Yes, most people, if not all, from the British Isles have Angles, Jutes, Celts, Phoenicians, Romans, Normans (Vikings who settled in France), Saxons, French, German, Spaniard, African,Netherlander, etc. 75% of their DNA pre-dates any of these invaders. In addition, 2% – 4% on their DNA stems from the Neandertals.
There are numerous sites that provide such facts; there are the histories of the British Isles (a term I use because it is all inclusive, not a political term, such as U.K. After all, all English have Irish, Scotch, and Welsh ancestry and so forth).
See: http://news.nationalgeographic.com/news/…http://uk.answers.yahoo.com/question/ind…http://www.prospectmagazine.co.uk/2006/1…

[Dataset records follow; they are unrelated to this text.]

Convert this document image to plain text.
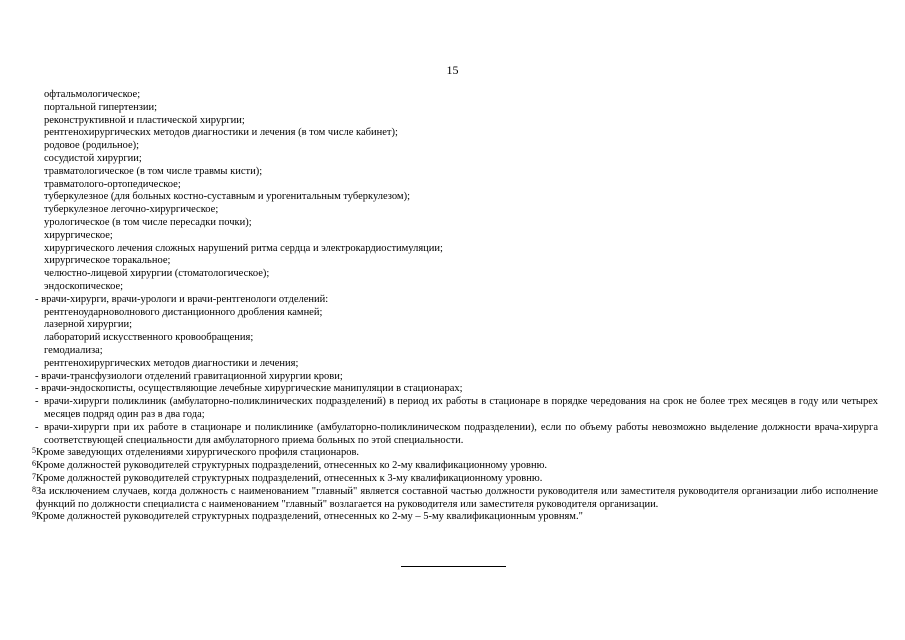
15
офтальмологическое;
портальной гипертензии;
реконструктивной и пластической хирургии;
рентгенохирургических методов диагностики и лечения (в том числе кабинет);
родовое (родильное);
сосудистой хирургии;
травматологическое (в том числе травмы кисти);
травматолого-ортопедическое;
туберкулезное (для больных костно-суставным и урогенитальным туберкулезом);
туберкулезное легочно-хирургическое;
урологическое (в том числе пересадки почки);
хирургическое;
хирургического лечения сложных нарушений ритма сердца и электрокардиостимуляции;
хирургическое торакальное;
челюстно-лицевой хирургии (стоматологическое);
эндоскопическое;
- врачи-хирурги, врачи-урологи и врачи-рентгенологи отделений:
рентгеноударноволнового дистанционного дробления камней;
лазерной хирургии;
лабораторий искусственного кровообращения;
гемодиализа;
рентгенохирургических методов диагностики и лечения;
- врачи-трансфузиологи отделений гравитационной хирургии крови;
- врачи-эндоскописты, осуществляющие лечебные хирургические манипуляции в стационарах;
- врачи-хирурги поликлиник (амбулаторно-поликлинических подразделений) в период их работы в стационаре в порядке чередования на срок не более трех месяцев в году или четырех месяцев подряд один раз в два года;
- врачи-хирурги при их работе в стационаре и поликлинике (амбулаторно-поликлиническом подразделении), если по объему работы невозможно выделение должности врача-хирурга соответствующей специальности для амбулаторного приема больных по этой специальности.
5 Кроме заведующих отделениями хирургического профиля стационаров.
6 Кроме должностей руководителей структурных подразделений, отнесенных ко 2-му квалификационному уровню.
7 Кроме должностей руководителей структурных подразделений, отнесенных к 3-му квалификационному уровню.
8 За исключением случаев, когда должность с наименованием "главный" является составной частью должности руководителя или заместителя руководителя организации либо исполнение функций по должности специалиста с наименованием "главный" возлагается на руководителя или заместителя руководителя организации.
9 Кроме должностей руководителей структурных подразделений, отнесенных ко 2-му – 5-му квалификационным уровням."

This last one is the closest in answering your question: the invaders provided very little of the DNA of the modern Brit (or other islanders).
The first link says that the gene pool of England is less now than formerly.
Who know, without the whole of the English population of Britain being DNA tested, it is impossible to say……………………………..as the majority of people researching ancestry will not get back far enoug to find out….. ie for 99% written records suittable for family history research are not available back to the Norman invasion………………..
Probably both. Short of massive DNA testing, there is probably no way of knowing. Trying to research every family history would be impossible because there simply aren’t the records.
You could put this in the genetics section for more answers, since this is not a genealogy question.